If a writer sends me a crud article that has no hope for accomplishing the results that he or she desires, then the fault is not mine. I did my part. I put their article into the hands of more than 12,000 publishers who were looking for content to reprint in their ezines and their websites.

If the writer fails to create an article that will serve his desired end, and he gets to use my service to put it into circulation, then the writer will need a scapegoat for his or her failure. There I am, the scapegoat for the failures of the writer.


The last guy who asked me to give a freebie distribution for his article got mad when I said no. He proceeded to brow beat me for being unwilling to give away something away in order to earn his business on the backside. After all he said, he gives away a lot of free stuff on his website to drum up new business.

It is true that it takes a lot to ruffle my feathers. Everyone who knows me well knows that it takes a miracle to make me mad. This is a fact seriously upsets my wife when she is in a mood to argue. . . ;-)

This guy made me mad, but I held my temper in check.

Sir, if you knew me, you would also know that I give several hours of my week to help other writers distribute their articles for free on the internet. People who know me know that I own and moderate hundreds of open-membership, moderated-posting, article distribution groups on the internet.

It takes a lot of my time to make these resources available to the internet community and to make sure that these resources are not abused, and I do not get paid to provide these “free" writer resources.
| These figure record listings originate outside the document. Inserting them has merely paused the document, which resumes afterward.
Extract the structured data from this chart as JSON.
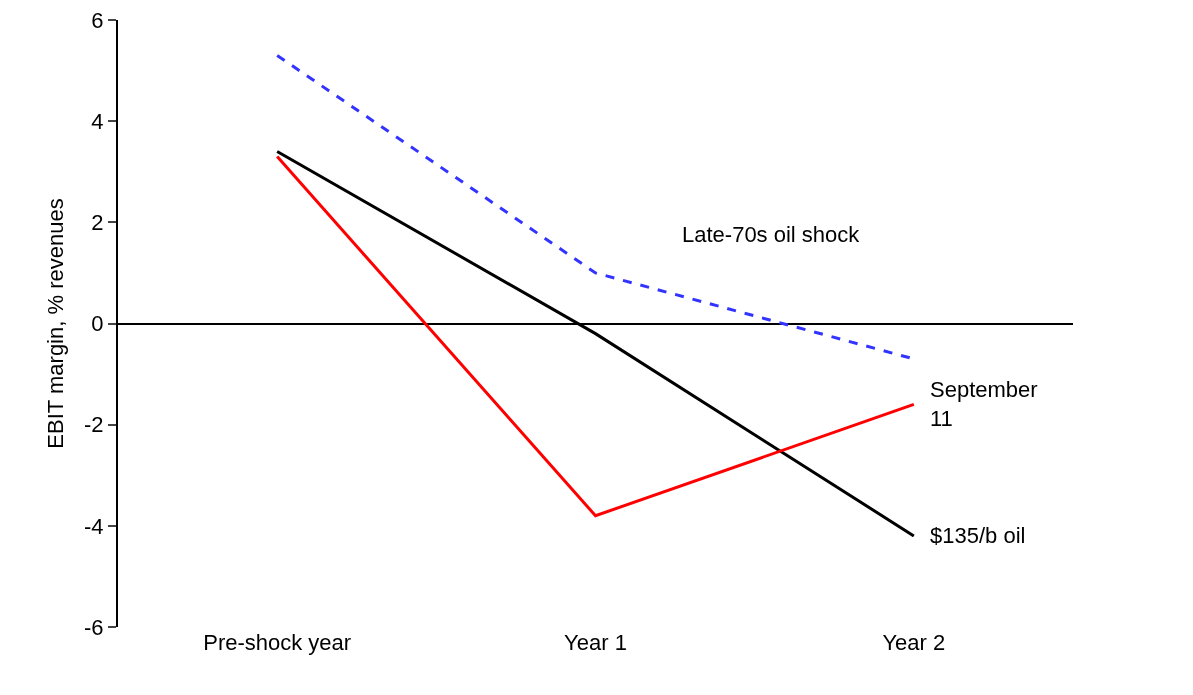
{
  "chart_data": {
    "type": "line",
    "ylabel": "EBIT margin, % revenues",
    "categories": [
      "Pre-shock year",
      "Year 1",
      "Year 2"
    ],
    "series": [
      {
        "name": "Late-70s oil shock",
        "color": "#3333ff",
        "line_style": "dashed",
        "values": [
          5.3,
          1.0,
          -0.7
        ]
      },
      {
        "name": "$135/b oil",
        "color": "#000000",
        "line_style": "solid",
        "values": [
          3.4,
          -0.2,
          -4.2
        ]
      },
      {
        "name": "September 11",
        "color": "#ff0000",
        "line_style": "solid",
        "values": [
          3.3,
          -3.8,
          -1.6
        ]
      }
    ],
    "ylim": [
      -6,
      6
    ],
    "yticks": [
      -6,
      -4,
      -2,
      0,
      2,
      4,
      6
    ],
    "legend": false,
    "marker": "none"
  }
}
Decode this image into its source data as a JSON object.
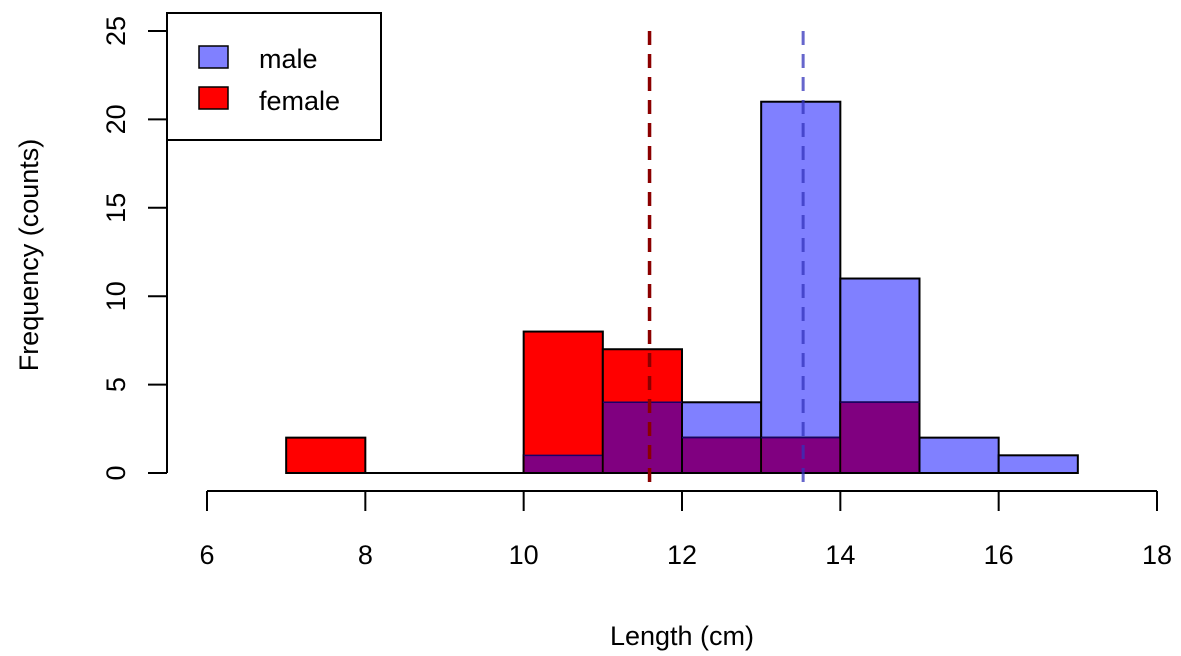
{
  "chart_data": {
    "type": "bar",
    "subtype": "overlaid-histogram",
    "title": "",
    "xlabel": "Length (cm)",
    "ylabel": "Frequency (counts)",
    "xlim": [
      6,
      18
    ],
    "ylim": [
      0,
      25
    ],
    "x_ticks": [
      6,
      8,
      10,
      12,
      14,
      16,
      18
    ],
    "y_ticks": [
      0,
      5,
      10,
      15,
      20,
      25
    ],
    "grid": false,
    "legend_position": "top-left",
    "series": [
      {
        "name": "male",
        "color": "#8080ff",
        "bins": [
          {
            "from": 10,
            "to": 11,
            "count": 1
          },
          {
            "from": 11,
            "to": 12,
            "count": 4
          },
          {
            "from": 12,
            "to": 13,
            "count": 4
          },
          {
            "from": 13,
            "to": 14,
            "count": 21
          },
          {
            "from": 14,
            "to": 15,
            "count": 11
          },
          {
            "from": 15,
            "to": 16,
            "count": 2
          },
          {
            "from": 16,
            "to": 17,
            "count": 1
          }
        ],
        "mean": 13.53,
        "mean_line_color": "#3333bb"
      },
      {
        "name": "female",
        "color": "#ff0000",
        "overlap_color": "#800080",
        "bins": [
          {
            "from": 7,
            "to": 8,
            "count": 2
          },
          {
            "from": 8,
            "to": 9,
            "count": 0
          },
          {
            "from": 9,
            "to": 10,
            "count": 0
          },
          {
            "from": 10,
            "to": 11,
            "count": 8
          },
          {
            "from": 11,
            "to": 12,
            "count": 7
          },
          {
            "from": 12,
            "to": 13,
            "count": 2
          },
          {
            "from": 13,
            "to": 14,
            "count": 2
          },
          {
            "from": 14,
            "to": 15,
            "count": 4
          }
        ],
        "mean": 11.59,
        "mean_line_color": "#8b0000"
      }
    ],
    "legend": [
      {
        "label": "male",
        "color": "#8080ff"
      },
      {
        "label": "female",
        "color": "#ff0000"
      }
    ]
  }
}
Sir, I give a lot back to the writer's who make up the writing community on the internet. I just don't give away my bread and butter. And, if I were to give away a bread and butter job, I would much prefer to give that service to a paying customer rather than to a person who out-of-the-blue is promising me the moon and the stars.


I don't give away my bread and butter, to anyone, and you should not either. There is a time and place for everything, including freebies. Just be careful that you don't give your products and services to people who are only there to get a freebie from you.